A thunderous explosion blasted above them as the volatile gases finally caught fire, and the listing ship was now plummeting in earnest. A splinter of the ship’s wood came through the air, propelled by the explosion, and shredded through Asoka’s parachute and the lines holding it to him. He yelped in surprise as he began to fall faster. He collided with Len, grabbing onto her by the waist, and together they descended. A small hole had been torn in her parachute too.
“We’re falling too fast,” she said. “At this speed, we won’t survive the landing.”
“You mean after all that, only to die hitting the ground? What are we going to do?”
“… I have an idea,” she said, beginning to mix things from her pockets into a flask, “but you’re not going to like it.”
“Less than certain death?”
“I’m trying to concentrate here,” she told him. She inspected the vial of substance she produced, and tossed it away, dissatisfied. She started over completely, but the ground was approaching fast.
“Give me a second…”
“In a second it won’t matter!”
She looked at this vial, and clenched her jaw. “It will have to do,” she said, looking down. She saw Asoka looking back up at her nervously from her waist, but she tried to remain fixed on the advancing ground. If the timing was off …

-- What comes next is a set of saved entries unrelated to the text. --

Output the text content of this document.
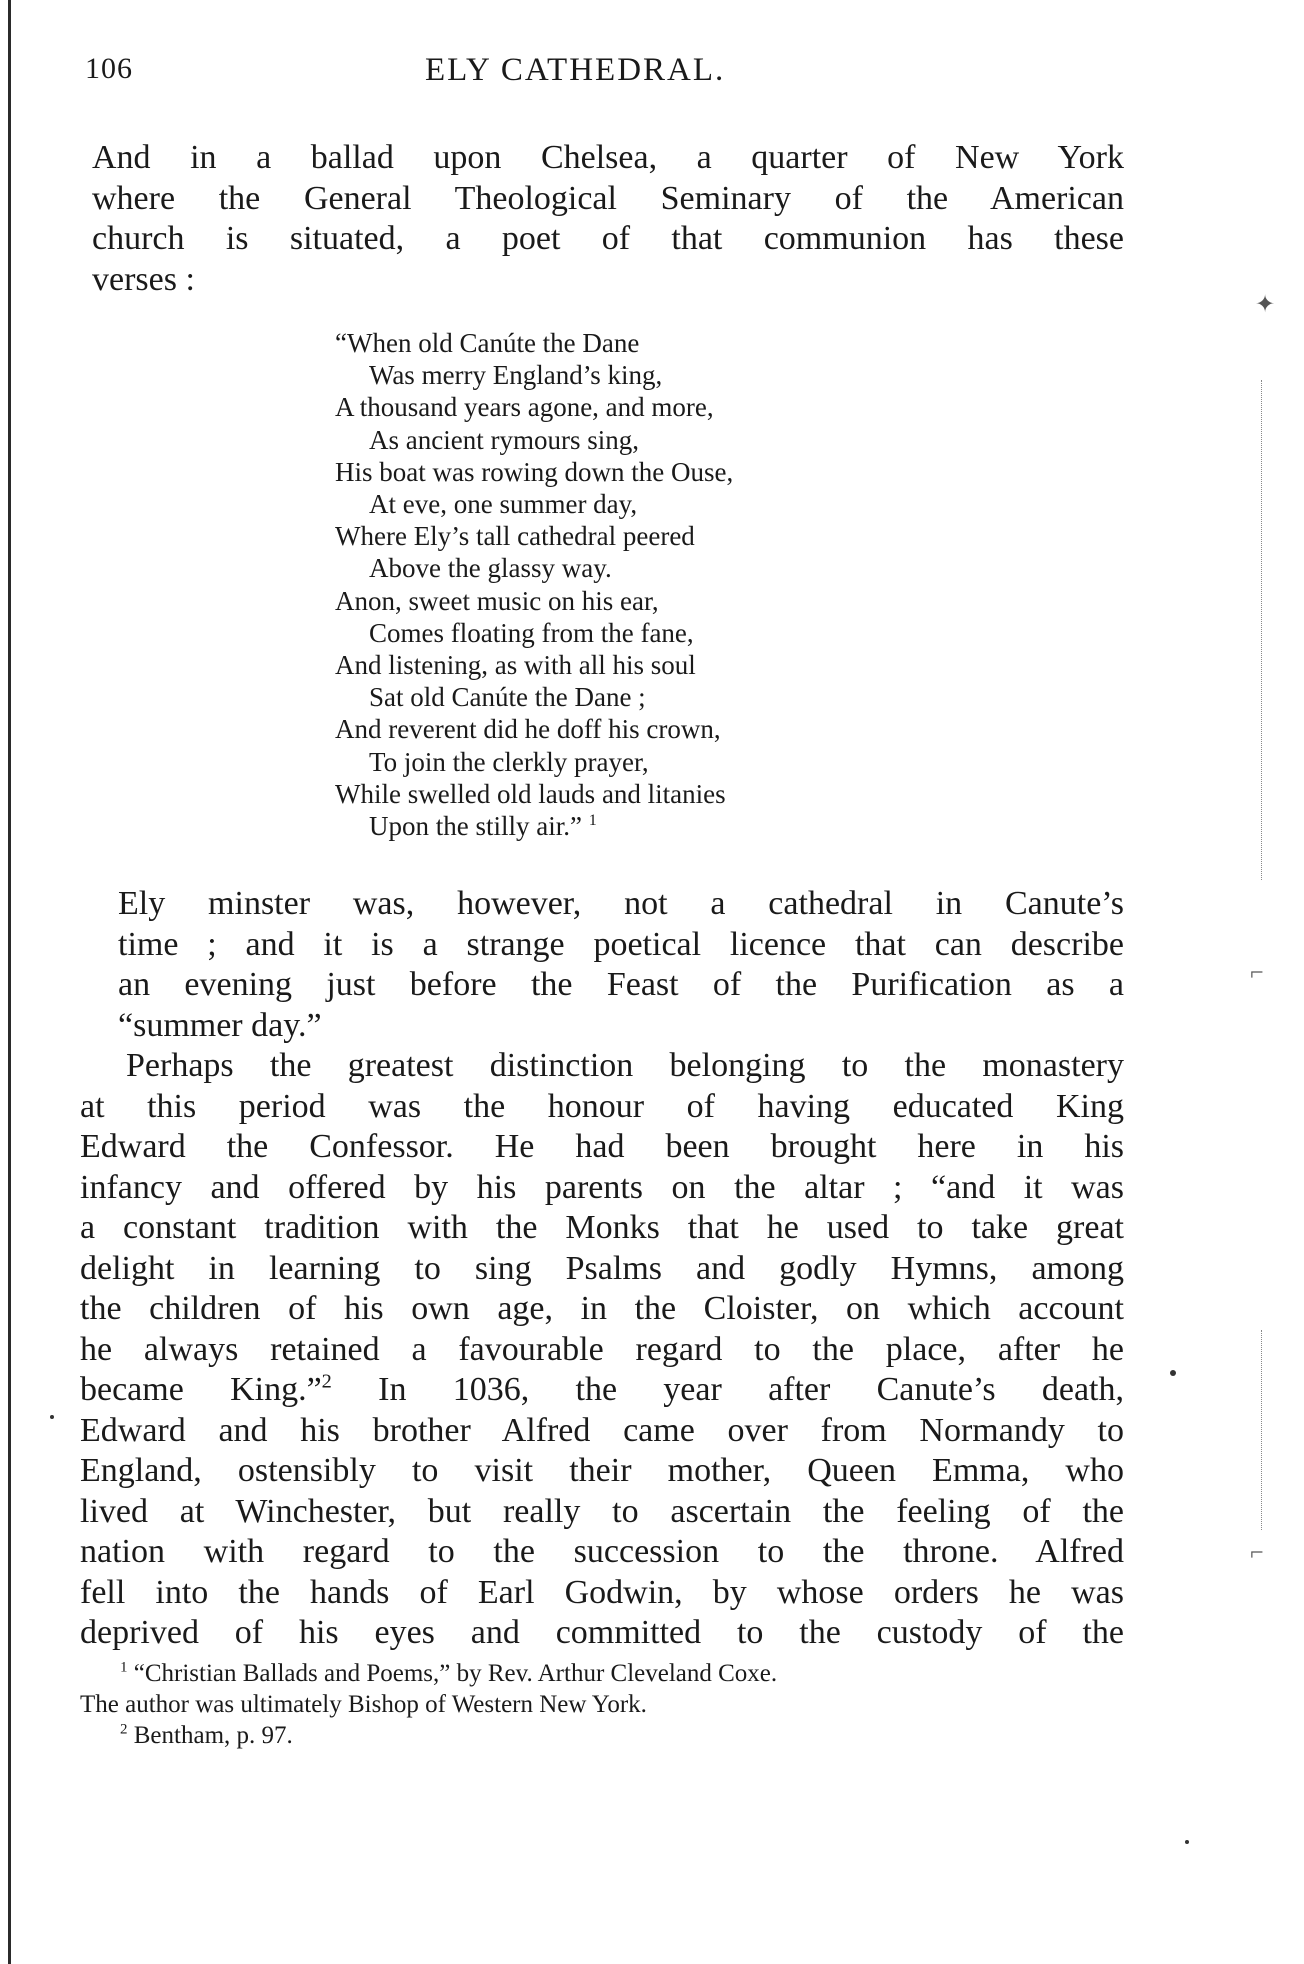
106	ELY CATHEDRAL.
And in a ballad upon Chelsea, a quarter of New York
where the General Theological Seminary of the American
church is situated, a poet of that communion has these
verses :
“When old Canúte the Dane
Was merry England’s king,
A thousand years agone, and more,
As ancient rymours sing,
His boat was rowing down the Ouse,
At eve, one summer day,
Where Ely’s tall cathedral peered
Above the glassy way.
Anon, sweet music on his ear,
Comes floating from the fane,
And listening, as with all his soul
Sat old Canúte the Dane ;
And reverent did he doff his crown,
To join the clerkly prayer,
While swelled old lauds and litanies
Upon the stilly air.” $^1$
Ely minster was, however, not a cathedral in Canute’s
time ; and it is a strange poetical licence that can describe
an evening just before the Feast of the Purification as a
“summer day.”
Perhaps the greatest distinction belonging to the monastery
at this period was the honour of having educated King
Edward the Confessor. He had been brought here in his
infancy and offered by his parents on the altar ; “and it was
a constant tradition with the Monks that he used to take great
delight in learning to sing Psalms and godly Hymns, among
the children of his own age, in the Cloister, on which account
he always retained a favourable regard to the place, after he
became King.”$^2$ In 1036, the year after Canute’s death,
Edward and his brother Alfred came over from Normandy to
England, ostensibly to visit their mother, Queen Emma, who
lived at Winchester, but really to ascertain the feeling of the
nation with regard to the succession to the throne. Alfred
fell into the hands of Earl Godwin, by whose orders he was
deprived of his eyes and committed to the custody of the
$^1$ “Christian Ballads and Poems,” by Rev. Arthur Cleveland Coxe.
The author was ultimately Bishop of Western New York.
$^2$ Bentham, p. 97.
✦
⌐
⌐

She tossed it down, and it shattered, spreading into a wide puddle on the hard mountainside stone. It then frothed up, thick, high, and tall. Trying to steer their parachute, they crashed into the foam, which handsomely broke their fall. Within seconds of landing, the bubbles began popping, until all that was left of the temporary cushion was a gross residue.
“Oh gods, it’s sticky! … I mean, thank you Len.”
“I told you that you wouldn’t like it.”
“Yuck, it smells, and why is it warm?”
“All part of the chemical reaction, I suspect.”
“Wait, you suspect? How many times have you made this?”
“Successfully, including today? … Once.”
“Once?! You were making it up as you went along?!”
“Perhaps I can try again later under laboratory conditions. I would hardly call this a controlled experiment.”
He looked at the alchemist. “This is why I need to find another line of work … you alchemists …”
“Any broken bones?”
“… No, but I’ll probably have some bruises in the morning.”
“Then a marked improvement compared to death. Especially since we recovered the stone.”
“Yes,” he said, taking it out, seeing it was safely intact. “Hard to believe there could be so much fuss over so small a thing,” he remarked as they watched the flames from the crashed aircraft in the distance.
Len nodded. “Alright; which way to the next town? I gather we have a lot of walking to do.”